Машуне между тем обламывал засохшие ветки мимозы, чтобы соорудить скерм – шалаш для ночлега. Он поставил его ярдах в сорока от берега. За долгую дорогу львы причиняли нам немало неприятностей. Не далее как прошлой ночью мы едва не подверглись их нападению. Я нервничал, потому что из-за своей слабости не мог надеяться на себя. Не успели мы с Машуне закончить шалаш или, вернее, некое подобие его, как примерно в миле от нас раздался выстрел.
– Слышишь?! – напевно произнес Машуне по-зулусски, не то тревожась, не то радуясь. – Слышишь удивительный звук, который помог бурам повергнуть на землю наших отцов в битве при реке Блад? Ныне мы голодны, отец мой; желудки наши малы и сморщены, как высушенный желудок быка, но скоро они наполнятся добрым мясом. Ханс – готтентот, а значит, умфагозан – человек низшего сорта, но стреляет он как надо, конечно, как надо.
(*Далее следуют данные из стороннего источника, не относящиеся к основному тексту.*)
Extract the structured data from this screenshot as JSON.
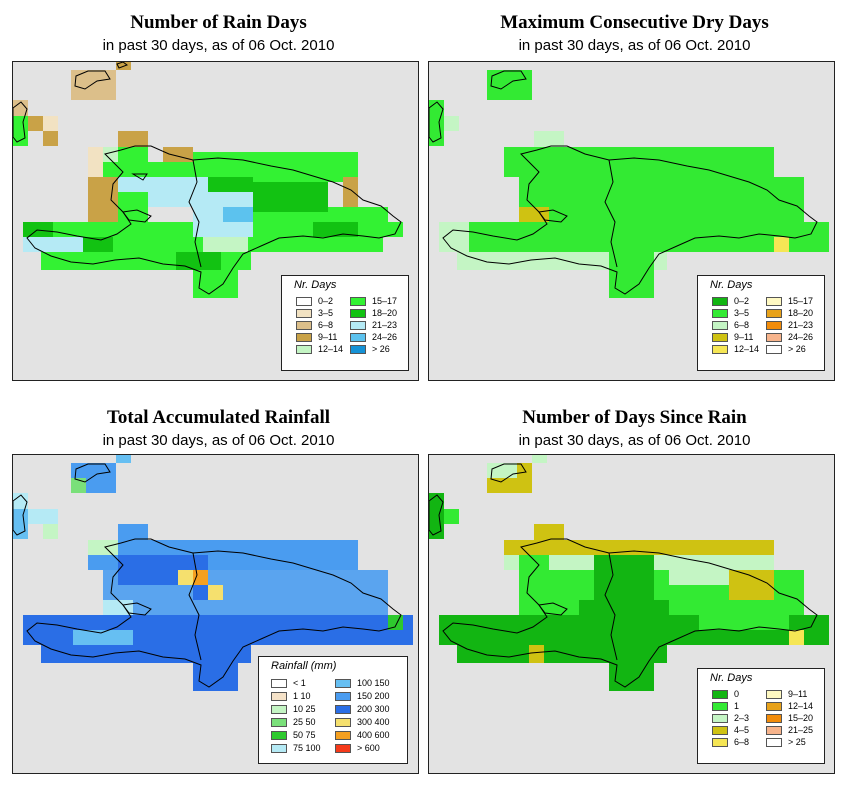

Да возрадуется твое сердце, отец мой, скоро на огне появится мясо и мы воспрянем духом…
Вскоре солнце закатилось в своем алом великолепии, между землей и небом воцарилась великая тишина африканских дебрей. Львы еще не появлялись, вероятно, дожидаясь луны, для других зверей и птиц настала пора отдыха. Не знаю, как вам передать это ощущение полной тишины; мне, ослабевшему и встревоженному долгим отсутствием Ханса, она казалась зловещей, словно природа задумалась над некой трагедией, что разыгрывалась перед ее взорами. Тишина эта напоминала о смерти, а одиночество – о могиле.
– Машуне, – сказал я наконец, – где же Ханс? Из-за него у меня тяжело на сердце.
– Не знаю, отец мой, не знаю. Может быть, он устал и заснул, а может, заблудился.
– Машуне, ты же не ребенок, чтобы болтать такие глупости, – ответил я. – Скажи мне, видел ли ты хоть раз за все годы, проведенные на охоте бок о бок со мной, чтобы готтентот заблудился или заснул на пути в лагерь?
– Нет, Макумазан (это, милые дамы, прозвище, данное мне аборигенами. Оно означает – «человек, который встает ночью» или «который всегда бодрствует»). Я не знаю, где он.
Так мы переговаривались, и ни один не хотел произнести вслух то, о чем думал про себя. А думали мы о том, что с бедным готтентотом случилось несчастье.
– Машуне, – сказал я после долгого молчания, – спустись к воде и нарви зеленых растений, что растут там. Я проголодался, мне нужно поесть.
– Нет, отец мой, там, наверное, собрались духи. Ночью они выходят из воды и рассаживаются по берегам, чтобы просохнуть. Мне сказал об этом один исануси (3).
При свете дня Машуне был храбрецом, каких я мало встречал, но суеверия имели над ним большую власть, чем над цивилизованными людьми.
– Что ж, мне самому идти, дуралей? – строго спросил я.
– Нет, Макумазан, если твое сердце тоскует по этой странной траве, как сердце больной женщины, то я пойду, даже если духи сожрут меня.
И он действительно пошел к берегу и вернулся с большой охапкой кресс-салата, который я принялся жадно есть.
– А ты разве не голоден? – спросил я рослого зулуса, смотревшего мне в рот.
– Никогда я еще не был так голоден, отец мой.